I forgot Avengers #101! That's another fave (Rich Buckler/Dan Adkins art--good stuff. Oh, Jim Mooney inked Avengers #88; Grainger inked #89 and made Sal look even better, though. ;D)
Yeah, HB, Ellison was far too young to be a "curmudgeon" back then--he was actually a--ahm...doo-doo stirrer? lol. I still dug his work; just wouldn't wanna hang out with him. There are a lot of "artistic geniuses" who are probably personally unlikeable accept to their own inner circles. Do we forgive and enjoy the work? Or does it ruin the work? I guess it varies for me. Everyone tolerates (or refuses to tolerate) different things from different folks...

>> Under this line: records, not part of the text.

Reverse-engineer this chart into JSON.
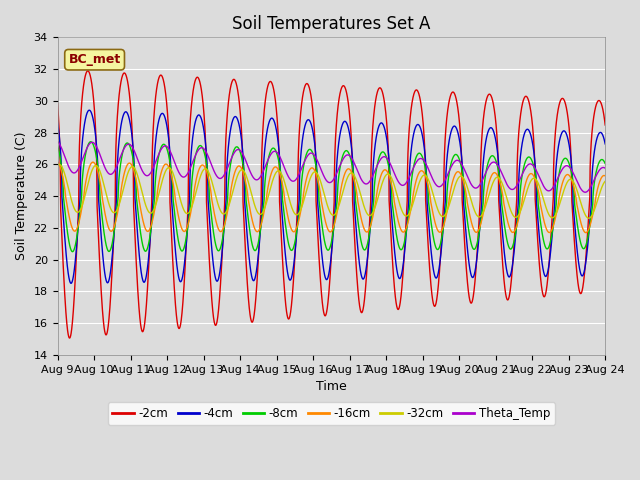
{
  "title": "Soil Temperatures Set A",
  "xlabel": "Time",
  "ylabel": "Soil Temperature (C)",
  "ylim": [
    14,
    34
  ],
  "xtick_labels": [
    "Aug 9",
    "Aug 10",
    "Aug 11",
    "Aug 12",
    "Aug 13",
    "Aug 14",
    "Aug 15",
    "Aug 16",
    "Aug 17",
    "Aug 18",
    "Aug 19",
    "Aug 20",
    "Aug 21",
    "Aug 22",
    "Aug 23",
    "Aug 24"
  ],
  "series_colors": [
    "#dd0000",
    "#0000cc",
    "#00cc00",
    "#ff8800",
    "#cccc00",
    "#aa00cc"
  ],
  "legend_labels": [
    "-2cm",
    "-4cm",
    "-8cm",
    "-16cm",
    "-32cm",
    "Theta_Temp"
  ],
  "annotation_text": "BC_met",
  "bg_color": "#dcdcdc",
  "plot_bg_color": "#dcdcdc",
  "grid_color": "#ffffff",
  "title_fontsize": 12
}
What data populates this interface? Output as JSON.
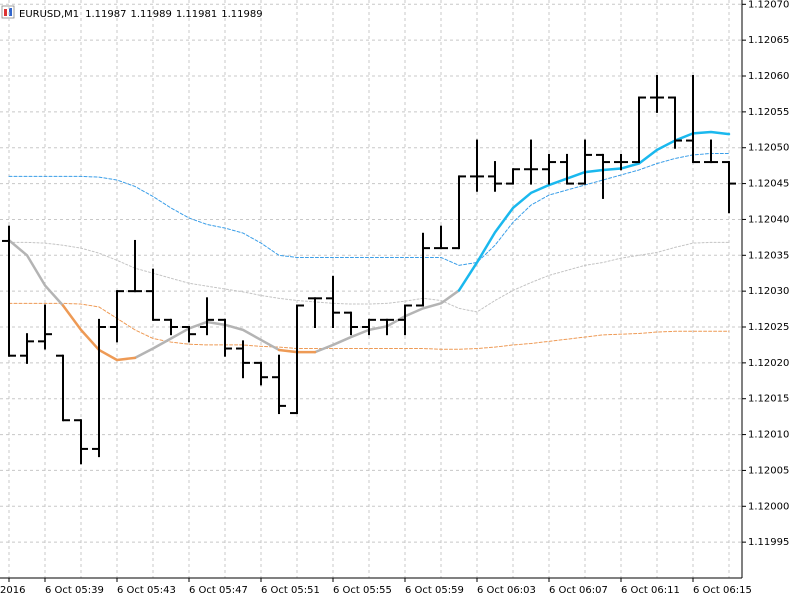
{
  "chart_data": {
    "type": "ohlc",
    "title": "EURUSD,M1",
    "title_values": [
      1.11987,
      1.11989,
      1.11981,
      1.11989
    ],
    "categories": [
      "2016",
      null,
      "6 Oct 05:39",
      null,
      null,
      null,
      "6 Oct 05:43",
      null,
      null,
      null,
      "6 Oct 05:47",
      null,
      null,
      null,
      "6 Oct 05:51",
      null,
      null,
      null,
      "6 Oct 05:55",
      null,
      null,
      null,
      "6 Oct 05:59",
      null,
      null,
      null,
      "6 Oct 06:03",
      null,
      null,
      null,
      "6 Oct 06:07",
      null,
      null,
      null,
      "6 Oct 06:11",
      null,
      null,
      null,
      "6 Oct 06:15",
      null,
      null
    ],
    "open": [
      1.12037,
      1.12021,
      1.12023,
      1.12021,
      1.12012,
      1.12008,
      1.12025,
      1.1203,
      1.1203,
      1.12026,
      1.12025,
      1.12025,
      1.12026,
      1.12022,
      1.1202,
      1.12018,
      1.12013,
      1.12029,
      1.12029,
      1.12027,
      1.12025,
      1.12026,
      1.12026,
      1.12028,
      1.12036,
      1.12036,
      1.12046,
      1.12046,
      1.12045,
      1.12047,
      1.12047,
      1.12048,
      1.12045,
      1.12049,
      1.12048,
      1.12048,
      1.12057,
      1.12057,
      1.12051,
      1.12048,
      1.12048
    ],
    "high": [
      1.12039,
      1.12024,
      1.12028,
      1.12021,
      1.12012,
      1.12026,
      1.1203,
      1.12037,
      1.12033,
      1.12026,
      1.12025,
      1.12029,
      1.12026,
      1.12023,
      1.1202,
      1.12021,
      1.12028,
      1.12029,
      1.12032,
      1.12027,
      1.12026,
      1.12026,
      1.12028,
      1.12038,
      1.12039,
      1.12046,
      1.12051,
      1.12048,
      1.12047,
      1.12051,
      1.12049,
      1.12049,
      1.12051,
      1.12049,
      1.12049,
      1.12057,
      1.1206,
      1.12057,
      1.1206,
      1.12051,
      1.12048
    ],
    "low": [
      1.12021,
      1.1202,
      1.12022,
      1.12012,
      1.12006,
      1.12007,
      1.12023,
      1.1203,
      1.12026,
      1.12024,
      1.12023,
      1.12024,
      1.12021,
      1.12018,
      1.12017,
      1.12013,
      1.12013,
      1.12025,
      1.12025,
      1.12024,
      1.12024,
      1.12024,
      1.12024,
      1.12028,
      1.12036,
      1.12036,
      1.12044,
      1.12044,
      1.12045,
      1.12045,
      1.12045,
      1.12045,
      1.12045,
      1.12043,
      1.12047,
      1.12048,
      1.12055,
      1.1205,
      1.12048,
      1.12048,
      1.12041
    ],
    "close": [
      1.12021,
      1.12023,
      1.12024,
      1.12012,
      1.12008,
      1.12025,
      1.1203,
      1.1203,
      1.12026,
      1.12025,
      1.12024,
      1.12026,
      1.12022,
      1.1202,
      1.12018,
      1.12014,
      1.12028,
      1.12029,
      1.12027,
      1.12025,
      1.12026,
      1.12026,
      1.12028,
      1.12036,
      1.12036,
      1.12046,
      1.12046,
      1.12045,
      1.12047,
      1.12047,
      1.12048,
      1.12045,
      1.12049,
      1.12048,
      1.12048,
      1.12057,
      1.12057,
      1.12051,
      1.12048,
      1.12048,
      1.12045
    ],
    "color": "#000000",
    "series": [
      {
        "color": "#ee9a55",
        "width": 1,
        "dash": "3,2",
        "values": [
          1.120283,
          1.120283,
          1.120283,
          1.120283,
          1.120282,
          1.120278,
          1.120262,
          1.120246,
          1.120234,
          1.120229,
          1.120226,
          1.120225,
          1.120225,
          1.120225,
          1.120223,
          1.120222,
          1.12022,
          1.12022,
          1.12022,
          1.12022,
          1.12022,
          1.12022,
          1.12022,
          1.12022,
          1.120219,
          1.120219,
          1.12022,
          1.120222,
          1.120225,
          1.120227,
          1.12023,
          1.120233,
          1.120236,
          1.120239,
          1.12024,
          1.120241,
          1.120243,
          1.120244,
          1.120244,
          1.120244,
          1.120244
        ]
      },
      {
        "color": "#c4c4c4",
        "width": 1,
        "dash": "2,2",
        "values": [
          1.120368,
          1.120368,
          1.120367,
          1.120364,
          1.12036,
          1.120353,
          1.120343,
          1.120332,
          1.120325,
          1.120318,
          1.120311,
          1.120307,
          1.120303,
          1.120299,
          1.120294,
          1.12029,
          1.120287,
          1.120285,
          1.120283,
          1.120282,
          1.120282,
          1.120283,
          1.120286,
          1.12029,
          1.120287,
          1.120276,
          1.120271,
          1.120287,
          1.120301,
          1.120312,
          1.120322,
          1.120329,
          1.120336,
          1.12034,
          1.120346,
          1.12035,
          1.120354,
          1.120361,
          1.120367,
          1.120368,
          1.120368
        ]
      },
      {
        "color": "#3a9ee8",
        "width": 1,
        "dash": "3,2",
        "values": [
          1.12046,
          1.12046,
          1.12046,
          1.12046,
          1.12046,
          1.120459,
          1.120455,
          1.120446,
          1.120432,
          1.120416,
          1.120402,
          1.120393,
          1.120388,
          1.120381,
          1.120367,
          1.12035,
          1.120347,
          1.120347,
          1.120347,
          1.120347,
          1.120347,
          1.120347,
          1.120347,
          1.120347,
          1.120347,
          1.120336,
          1.12034,
          1.120364,
          1.120396,
          1.12042,
          1.120434,
          1.120441,
          1.120448,
          1.120455,
          1.120462,
          1.120469,
          1.120478,
          1.120485,
          1.12049,
          1.120492,
          1.120492
        ]
      },
      {
        "color": "#b4b4b4",
        "width": 2.5,
        "values": [
          1.120371,
          1.12035,
          1.120308,
          1.12028,
          null,
          null,
          null,
          1.120207,
          1.12022,
          1.120234,
          1.120248,
          1.120257,
          1.120253,
          1.120246,
          1.120232,
          1.120218,
          null,
          1.120215,
          1.120225,
          1.120236,
          1.120246,
          1.120251,
          1.120265,
          1.120276,
          1.120283,
          1.120301,
          null,
          null,
          null,
          null,
          null,
          null,
          null,
          null,
          null,
          null,
          null,
          null,
          null,
          null,
          null
        ]
      },
      {
        "color": "#ee9a55",
        "width": 2.5,
        "values": [
          null,
          null,
          null,
          1.12028,
          1.120246,
          1.120218,
          1.120204,
          1.120207,
          null,
          null,
          null,
          null,
          null,
          null,
          null,
          1.120218,
          1.120215,
          1.120215,
          null,
          null,
          null,
          null,
          null,
          null,
          null,
          null,
          null,
          null,
          null,
          null,
          null,
          null,
          null,
          null,
          null,
          null,
          null,
          null,
          null,
          null,
          null
        ]
      },
      {
        "color": "#1ab8ee",
        "width": 2.5,
        "values": [
          null,
          null,
          null,
          null,
          null,
          null,
          null,
          null,
          null,
          null,
          null,
          null,
          null,
          null,
          null,
          null,
          null,
          null,
          null,
          null,
          null,
          null,
          null,
          null,
          null,
          1.120301,
          1.12034,
          1.120382,
          1.120416,
          1.120437,
          1.120448,
          1.120457,
          1.120466,
          1.120469,
          1.120471,
          1.120478,
          1.120497,
          1.12051,
          1.12052,
          1.120522,
          1.120519
        ]
      }
    ],
    "ylim": [
      1.1199,
      1.120706
    ],
    "yticks": [
      {
        "value": 1.1207,
        "label": "1.12070"
      },
      1.12065,
      {
        "value": 1.1206,
        "label": "1.12060"
      },
      1.12055,
      {
        "value": 1.1205,
        "label": "1.12050"
      },
      1.12045,
      {
        "value": 1.1204,
        "label": "1.12040"
      },
      1.12035,
      {
        "value": 1.1203,
        "label": "1.12030"
      },
      1.12025,
      {
        "value": 1.1202,
        "label": "1.12020"
      },
      1.12015,
      {
        "value": 1.1201,
        "label": "1.12010"
      },
      1.12005,
      {
        "value": 1.12,
        "label": "1.12000"
      },
      1.11995
    ],
    "grid": true
  }
}
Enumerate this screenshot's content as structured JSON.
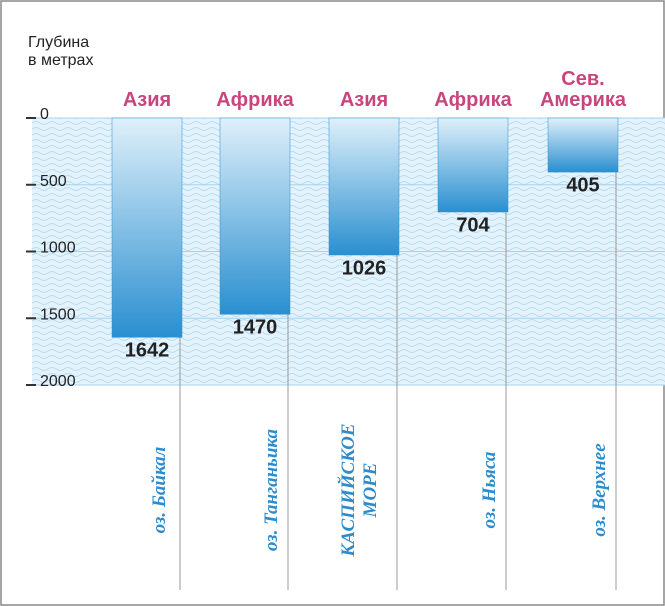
{
  "chart_data": {
    "type": "bar",
    "y_label": "Глубина\nв метрах",
    "categories": [
      "оз. Байкал",
      "оз. Танганьика",
      "КАСПИЙСКОЕ\nМОРЕ",
      "оз. Ньяса",
      "оз. Верхнее"
    ],
    "continents": [
      "Азия",
      "Африка",
      "Азия",
      "Африка",
      "Сев.\nАмерика"
    ],
    "values": [
      1642,
      1470,
      1026,
      704,
      405
    ],
    "color": "#2a8fd0",
    "ylim": [
      0,
      2000
    ],
    "yticks": [
      0,
      500,
      1000,
      1500,
      2000
    ],
    "y_inverted": true,
    "grid": true
  }
}
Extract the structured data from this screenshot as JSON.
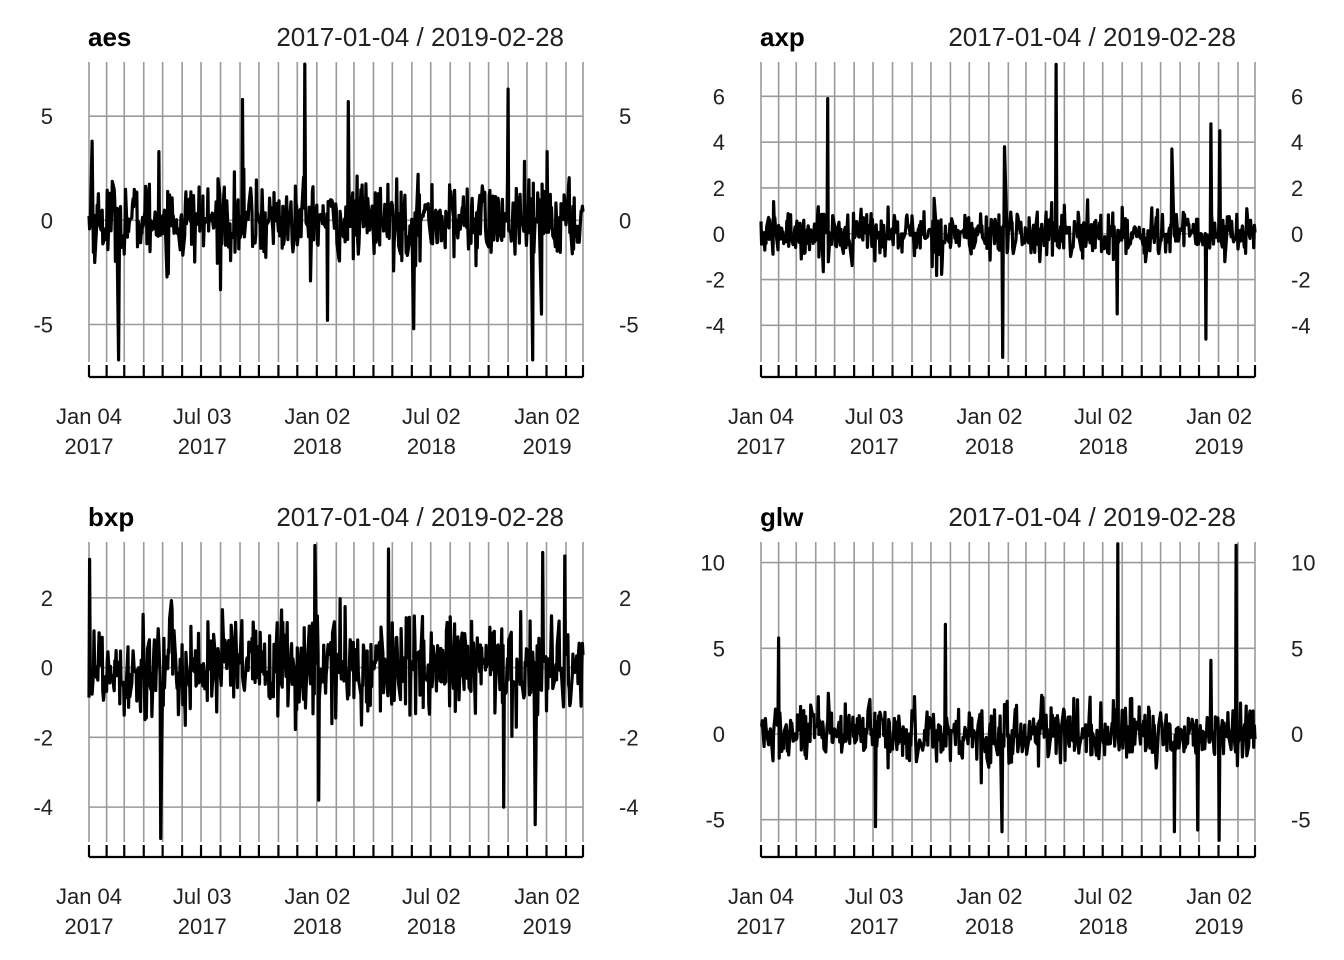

To your last point there, Groove, a recent (and wholly appropriate, IMO), albeit somewhat extreme example would be the utter disappearance of Bill Cosby from the television airwaves. We had been re-discovering and totally loving I SPY on broadcast re-runs until the scores of allegations of his serial sexual assaults came into the center of the public eye. And even if you try to watch the show on its own merits, you simply cannot surrender to it completely. At some level, the artist is always going to be intertwined with the art. . .
Hey, though, I'm still going to give a thumbs-up to Ellison the Editor-- both of those DANGEROUS VISIONS anthologies (downstairs on the basement shelves even now, I believe) are excellent. Kind of puts me in a mind to go pull one out, in fact. Wonder if I have time?
HB
I haven't read much of Ellison's stuff, though I do have a Hulk paperback with some of the comics stories he was involved in 9and there was an issue of Daredevil for which he wrote the story that I always liked). From what I've heard about him as a person, I don't think I'd want to hang out with him (the Connie Willis thing alone is enough to make me not like him).
Ellison appeared as himself in the new Scooby Doo show a few years back, and in a subsequent episode Velma said she tried to reach him but he was unavailable, since he was at "a misanthropes' convention"; I think that pretty much sums it up.
Rip- our copies of DANGEROUS VISIONS seem to have shared a similar fate. I had both volumes, which have vanished somewhen.
Groove and HB- that sounds like a future discussion: do we separate creations from their creators?
I thought Harlan was being unreasonable when he when he blew his stack over how they "eviscerated" his story for that Star Trek episode.
I mean, without the commercials, those episodes are only forty minutes long, or so. You can't fit all that stuff in there.
However, when they panned his idea for a Star Trek movie script where the crew meets God, because it wasn't big and bold enough, he was right to be steamed.
M.P.
HB, Cosby is an extreme case, but yeah, there are definitely times when you have to face the person "behind the curtain" so to speak. And that would be a great discussion. After Ellison, John Byrne, Frank Miller, and Alan Moore are the first to come to mind when it comes to "can/will/do we separate the artist from the art?" Some we can, some we can't. How do we decide? Veddy intedestink...
Anonymous said... "when they panned his idea for a Star Trek movie script where the crew meets God, because it wasn't big and bold enough, he was right to be steamed."
I thought that was because it would have 'alienated' (get it?) every devout Christian and Jewish person in America and worldwide.
Maybe, but why?
M.P.
And isn't that. . . isn't that sort of what Star Trek V was about anyhow-? Which is also the element that made it seem, strangely enough, limited and kind of stupid?? (Why would God physically reside at the center of one galaxy out of countless billions? Why would he take human form? Etc, etc, etc-- there was just no end of why-this-doesn't-work details that seemed to be waved aside in the drive to make that very weak film. . . )
And heck, this particular "God" didn't even seem to be a powerful an entity as most of the unimaginably advanced races of omnipo-beings that the Original Series was all-but littered with-! If Ellison was angry because they eventually sort of stole his idea, that's unfortunate, because it's an awfully bad idea, IMHO.